The application states that the project will involve a staggering capital investment of $108 billion over 40 years in buildings, machinery and equipment, creating a total of 2,000 full-time jobs by 2035.
More than 2,000 construction jobs will also be created associated with the initial project.
The average starting salary will be in the six-figure range and will continue to rise as job openings increase.
The JETI Act is a state alternative to the controversial Chapter 313 tax abatement program.
Under the JETI Act, if a jobs-boosting project is located within an Opportunity Zone, the company can receive a tax abatement of up to 50% to 75% of the property value for 10 years, as opposed to the 100% school tax abatement offered by Chapter 313.
The project is located in an opportunity zone and is within the Bryan Independent School District.
Twelve states have offered incentives for the facility, but three, including Texas, are front-runners.
The company said confidentiality agreements prevented it from discussing potential proposals from Oregon and New York, but both states figured prominently in the site-selection process because of their focus on semiconductor manufacturing.

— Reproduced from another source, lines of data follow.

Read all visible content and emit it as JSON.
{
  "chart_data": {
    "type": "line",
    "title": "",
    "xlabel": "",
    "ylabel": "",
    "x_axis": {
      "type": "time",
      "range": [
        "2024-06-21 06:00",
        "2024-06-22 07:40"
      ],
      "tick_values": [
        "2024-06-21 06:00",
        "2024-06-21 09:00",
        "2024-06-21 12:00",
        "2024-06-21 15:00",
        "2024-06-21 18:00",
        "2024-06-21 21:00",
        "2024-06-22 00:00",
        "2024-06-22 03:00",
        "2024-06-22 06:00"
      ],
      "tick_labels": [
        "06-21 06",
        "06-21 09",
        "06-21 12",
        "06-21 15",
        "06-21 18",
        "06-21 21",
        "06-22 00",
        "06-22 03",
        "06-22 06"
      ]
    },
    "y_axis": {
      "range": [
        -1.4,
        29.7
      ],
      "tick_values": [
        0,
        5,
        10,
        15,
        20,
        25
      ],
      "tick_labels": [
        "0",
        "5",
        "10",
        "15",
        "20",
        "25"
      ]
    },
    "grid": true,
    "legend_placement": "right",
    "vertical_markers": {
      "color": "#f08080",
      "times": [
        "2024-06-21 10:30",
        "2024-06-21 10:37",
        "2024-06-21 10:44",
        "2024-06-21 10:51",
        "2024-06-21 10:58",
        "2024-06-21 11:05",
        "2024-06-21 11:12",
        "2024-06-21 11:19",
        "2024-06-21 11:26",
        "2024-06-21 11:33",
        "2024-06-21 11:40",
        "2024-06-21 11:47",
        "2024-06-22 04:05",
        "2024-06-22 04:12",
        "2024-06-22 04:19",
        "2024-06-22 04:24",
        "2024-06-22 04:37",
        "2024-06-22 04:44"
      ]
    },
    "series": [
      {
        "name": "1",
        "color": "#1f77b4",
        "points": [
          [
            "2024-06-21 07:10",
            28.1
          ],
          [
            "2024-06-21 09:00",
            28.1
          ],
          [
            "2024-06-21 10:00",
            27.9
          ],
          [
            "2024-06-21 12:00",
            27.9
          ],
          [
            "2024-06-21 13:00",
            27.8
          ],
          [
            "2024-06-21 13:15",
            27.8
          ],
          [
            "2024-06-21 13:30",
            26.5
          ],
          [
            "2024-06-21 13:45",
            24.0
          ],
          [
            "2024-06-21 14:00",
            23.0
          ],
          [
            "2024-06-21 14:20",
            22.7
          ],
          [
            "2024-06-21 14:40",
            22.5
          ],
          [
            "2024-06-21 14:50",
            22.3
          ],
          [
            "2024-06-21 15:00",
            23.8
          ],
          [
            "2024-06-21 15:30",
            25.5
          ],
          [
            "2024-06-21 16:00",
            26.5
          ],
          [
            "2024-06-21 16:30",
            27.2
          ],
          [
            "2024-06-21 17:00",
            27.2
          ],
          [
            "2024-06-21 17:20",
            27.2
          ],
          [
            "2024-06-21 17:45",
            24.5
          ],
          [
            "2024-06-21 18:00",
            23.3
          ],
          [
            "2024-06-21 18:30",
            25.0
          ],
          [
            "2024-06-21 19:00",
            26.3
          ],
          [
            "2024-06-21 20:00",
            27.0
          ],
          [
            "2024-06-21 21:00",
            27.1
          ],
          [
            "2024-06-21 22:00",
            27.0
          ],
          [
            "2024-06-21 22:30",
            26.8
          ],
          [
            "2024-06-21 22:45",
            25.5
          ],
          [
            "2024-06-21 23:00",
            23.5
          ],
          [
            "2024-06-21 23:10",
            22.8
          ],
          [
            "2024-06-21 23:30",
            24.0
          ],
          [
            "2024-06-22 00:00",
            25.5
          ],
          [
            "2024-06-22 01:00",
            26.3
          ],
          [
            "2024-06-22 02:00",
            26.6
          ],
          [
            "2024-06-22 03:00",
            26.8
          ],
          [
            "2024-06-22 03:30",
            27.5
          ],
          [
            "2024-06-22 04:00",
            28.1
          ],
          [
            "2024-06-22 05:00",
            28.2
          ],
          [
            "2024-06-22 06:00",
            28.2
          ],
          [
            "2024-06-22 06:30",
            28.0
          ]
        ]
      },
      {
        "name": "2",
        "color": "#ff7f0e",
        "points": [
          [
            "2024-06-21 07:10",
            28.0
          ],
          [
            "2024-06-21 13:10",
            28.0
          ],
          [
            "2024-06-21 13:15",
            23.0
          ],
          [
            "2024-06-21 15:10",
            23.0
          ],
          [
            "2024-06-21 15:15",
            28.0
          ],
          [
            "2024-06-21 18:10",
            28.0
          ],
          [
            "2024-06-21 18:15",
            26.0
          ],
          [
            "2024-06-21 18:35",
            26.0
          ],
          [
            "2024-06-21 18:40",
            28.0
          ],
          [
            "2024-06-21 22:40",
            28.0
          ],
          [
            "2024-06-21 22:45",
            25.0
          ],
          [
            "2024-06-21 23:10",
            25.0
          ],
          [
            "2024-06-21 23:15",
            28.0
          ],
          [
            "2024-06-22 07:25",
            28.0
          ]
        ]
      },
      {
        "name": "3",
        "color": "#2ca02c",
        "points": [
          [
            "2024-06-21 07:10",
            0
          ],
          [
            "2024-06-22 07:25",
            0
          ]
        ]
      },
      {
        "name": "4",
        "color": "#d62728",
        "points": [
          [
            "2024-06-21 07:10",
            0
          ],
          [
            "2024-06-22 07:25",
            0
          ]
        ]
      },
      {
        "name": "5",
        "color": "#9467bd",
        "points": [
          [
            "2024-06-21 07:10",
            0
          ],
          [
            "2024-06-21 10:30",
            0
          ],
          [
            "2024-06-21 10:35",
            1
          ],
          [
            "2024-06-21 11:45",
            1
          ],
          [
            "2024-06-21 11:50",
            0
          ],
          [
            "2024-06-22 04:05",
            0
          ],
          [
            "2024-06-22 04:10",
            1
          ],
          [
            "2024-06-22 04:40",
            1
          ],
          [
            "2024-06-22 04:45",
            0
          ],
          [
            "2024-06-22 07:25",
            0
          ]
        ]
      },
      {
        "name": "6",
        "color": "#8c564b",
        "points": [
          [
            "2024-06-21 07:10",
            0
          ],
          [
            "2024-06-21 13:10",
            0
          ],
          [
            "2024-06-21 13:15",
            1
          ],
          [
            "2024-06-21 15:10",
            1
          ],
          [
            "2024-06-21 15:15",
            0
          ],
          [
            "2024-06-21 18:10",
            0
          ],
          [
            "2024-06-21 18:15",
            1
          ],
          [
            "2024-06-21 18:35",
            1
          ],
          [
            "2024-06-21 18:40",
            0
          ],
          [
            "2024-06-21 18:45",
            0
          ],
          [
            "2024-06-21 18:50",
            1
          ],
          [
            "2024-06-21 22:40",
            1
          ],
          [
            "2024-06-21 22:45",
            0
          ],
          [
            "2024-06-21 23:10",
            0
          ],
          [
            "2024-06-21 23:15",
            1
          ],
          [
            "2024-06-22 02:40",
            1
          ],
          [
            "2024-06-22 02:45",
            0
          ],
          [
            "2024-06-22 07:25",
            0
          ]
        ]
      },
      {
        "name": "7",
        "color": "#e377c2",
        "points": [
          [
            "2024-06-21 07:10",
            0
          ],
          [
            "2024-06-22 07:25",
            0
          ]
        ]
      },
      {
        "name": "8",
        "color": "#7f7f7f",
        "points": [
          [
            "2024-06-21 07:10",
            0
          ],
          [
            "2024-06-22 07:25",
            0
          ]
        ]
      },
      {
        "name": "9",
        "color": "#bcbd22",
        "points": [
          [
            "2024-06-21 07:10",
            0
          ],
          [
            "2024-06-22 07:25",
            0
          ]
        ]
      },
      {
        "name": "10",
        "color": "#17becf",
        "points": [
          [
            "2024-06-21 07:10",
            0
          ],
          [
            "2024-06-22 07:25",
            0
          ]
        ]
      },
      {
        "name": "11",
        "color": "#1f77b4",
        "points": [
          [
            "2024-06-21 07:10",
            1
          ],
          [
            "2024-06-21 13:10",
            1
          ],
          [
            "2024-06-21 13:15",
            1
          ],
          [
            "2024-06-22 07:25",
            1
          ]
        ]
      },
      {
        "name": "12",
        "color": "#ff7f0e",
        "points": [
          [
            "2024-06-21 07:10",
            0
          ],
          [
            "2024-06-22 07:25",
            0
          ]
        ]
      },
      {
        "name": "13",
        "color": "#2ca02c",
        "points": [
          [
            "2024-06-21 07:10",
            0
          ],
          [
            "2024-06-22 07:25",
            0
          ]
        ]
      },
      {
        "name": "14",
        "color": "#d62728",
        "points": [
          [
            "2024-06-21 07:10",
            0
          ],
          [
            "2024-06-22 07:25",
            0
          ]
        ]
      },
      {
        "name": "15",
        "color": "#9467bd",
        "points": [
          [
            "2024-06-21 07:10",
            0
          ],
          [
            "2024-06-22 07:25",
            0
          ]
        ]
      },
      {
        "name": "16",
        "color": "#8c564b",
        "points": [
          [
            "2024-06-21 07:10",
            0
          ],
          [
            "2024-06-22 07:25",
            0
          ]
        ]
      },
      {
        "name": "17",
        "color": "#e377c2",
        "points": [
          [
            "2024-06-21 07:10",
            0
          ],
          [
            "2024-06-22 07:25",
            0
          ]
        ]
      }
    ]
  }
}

The filing specifically cites support for New York chip maker Micron Technology Inc., a move that has come as a sore point for many involved in Texas economic development after Texas missed out on up to $100 billion in investments that Micron pumped into the state several years ago.
However, the Texas JETI program is attractive to America’s Foundry Bryan. The company says that while the JETI program offers the company greater benefits than the New York incentive program, without the benefits of the JETI program, the New York program would be significantly more favorable for the company’s property tax burden.
Substrate is also pursuing tax abatements with Brazos County along with grants and funding related to the Texas Semiconductor Innovation Fund, the Texas Enterprise Fund, the Texas Enterprise Zone Project Designation, the Texas Skills Development Fund and the U.S. CHIPS Incentive Program.
If the project is located in Bryan, the city will offer an 80 percent tax abatement for the first five years of the contract with the company, and a 50 percent abatement for the next five years.
The 10-year period (2030-2040 school years) for which American Foundry Bryan is seeking the JETI Act tax break involves properties with taxable values ​​ranging from more than $10 billion to more than $11.5 billion per year.